Was just down at my cousins house in Lausanne Switzerland surrounded by Pinot Noir vineyards and a few cherry trees that were loaded to the max with ripe cherrys, so I went ahead and picked me half a grocery sack for my next pee. I just finished deseeding them and threw them in the freezer. This, I think, is going to turn out excellent.


----------



## Minnesotamaker (Jun 6, 2012)

Are they tart cherries or sweet cherries? I make some tart cherry wine every year. I really do like the flavor, so I don't blend it with anything. But I do use the slurry from the first racking to make a batch of Skeeter Pee. Let us know how it turns out.


----------



## tatud4life (Jun 6, 2012)

What is the best way to flavor SP? With the slurry? Fresh fruit? Concentrate? Artifial flavoring? I am going to try to make my first ever batch of wine this fall with bronze muscadines.

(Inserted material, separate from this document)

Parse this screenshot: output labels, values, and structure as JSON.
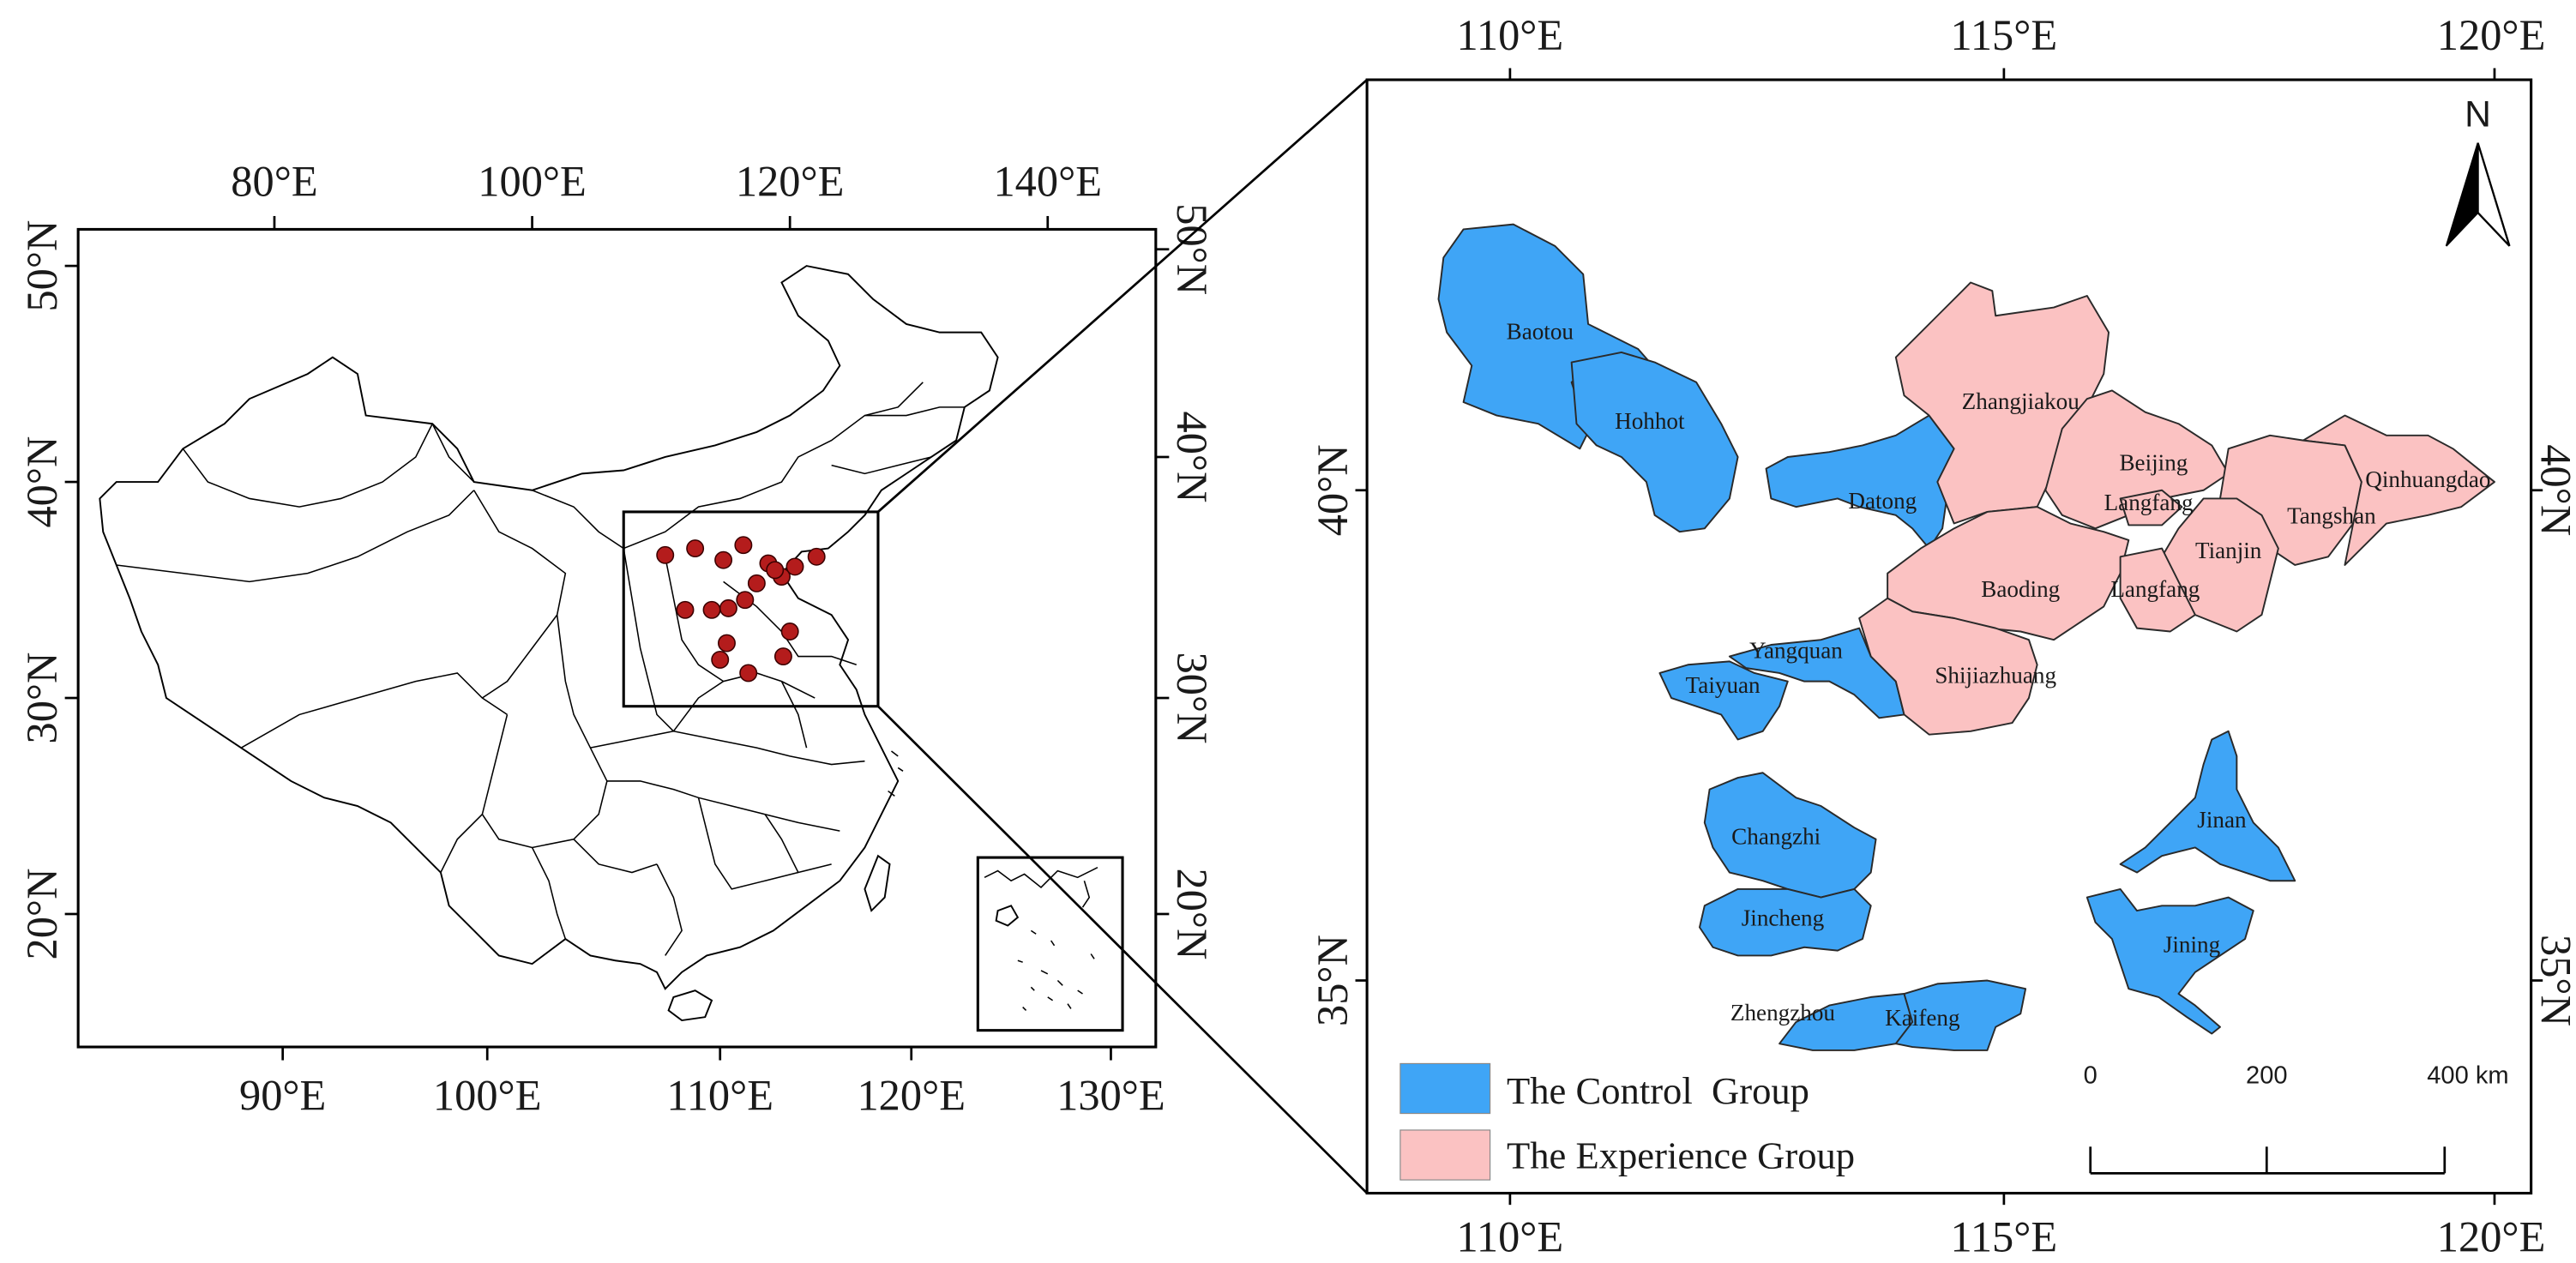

I am going to use the slurry from the first racking to make a batch of SP. If I don't have a slurry, what can I use to flavor the SP?


----------



## TicinoVintner (Jun 6, 2012)

Minnesotamaker said:


> Are they tart cherries or sweet cherries? I make some tart cherry wine every year. I really do like the flavor, so I don't blend it with anything. But I do use the slurry from the first racking to make a batch of Skeeter Pee. Let us know how it turns out.



They are sweet cherries, so far getting an awesome color and smell in th SP. Added the yeast yesterday and I am already getting a good fermentation start without a slurry. 

Is it done yet? No
Is it done yet? No
Is it done yet? No

dang it.

Edit- I miss calculated the sugar and ended up with a low Brix, so I added more sugar and accidentally added too much. Ended up at 24 Brix, this is going to be a very dangerous SP. LOL
I will let you know how it turns out but I have a feeling the performance will be from 0 to drunk in no time flat.


----------



## TicinoVintner (Jun 6, 2012)

tatud4life said:


> What is the best way to flavor SP? With the slurry? Fresh fruit? Concentrate? Artifial flavoring? I am going to try to make my first ever batch of wine this fall with bronze muscadines. I am going to use the slurry from the first racking to make a batch of SP. If I don't have a slurry, what can I use to flavor the SP?



I would try fresh fruit as I am not a fan of anything artificial. Plus it's more like making real wine from grapes. But this is only my second batch.


----------



## tatud4life (Jun 6, 2012)

Ok. Thanks. I suppose you would crush them just like making wine and use the juice. Does that alter the amount of lemon juice that you use in making the SP? I have a lot of questions. I just want to make sure that I have all the info before I start my venture.


----------



## TicinoVintner (Jun 7, 2012)

tatud4life said:


> Ok. Thanks. I suppose you would crush them just like making wine and use the juice. Does that alter the amount of lemon juice that you use in making the SP? I have a lot of questions. I just want to make sure that I have all the info before I start my venture.



I slightly crushed the cherries, more like squeezed them, and I did not adjust the amount of lemon juice. I just threw in the cherries along with the normal recipe.


----------



## tatud4life (Jun 7, 2012)

Ok. Thanks!! I will let you all know how my first batch turns out.


----------



## TicinoVintner (Jun 9, 2012)

I am going to get a bit crazy here and drop a vanilla bean in the primary.

Edit. Actually I am going to wait until the secondary that way I can monitor the effect it's having on the CP more closely, like oak you can over vanilla a wine.


----------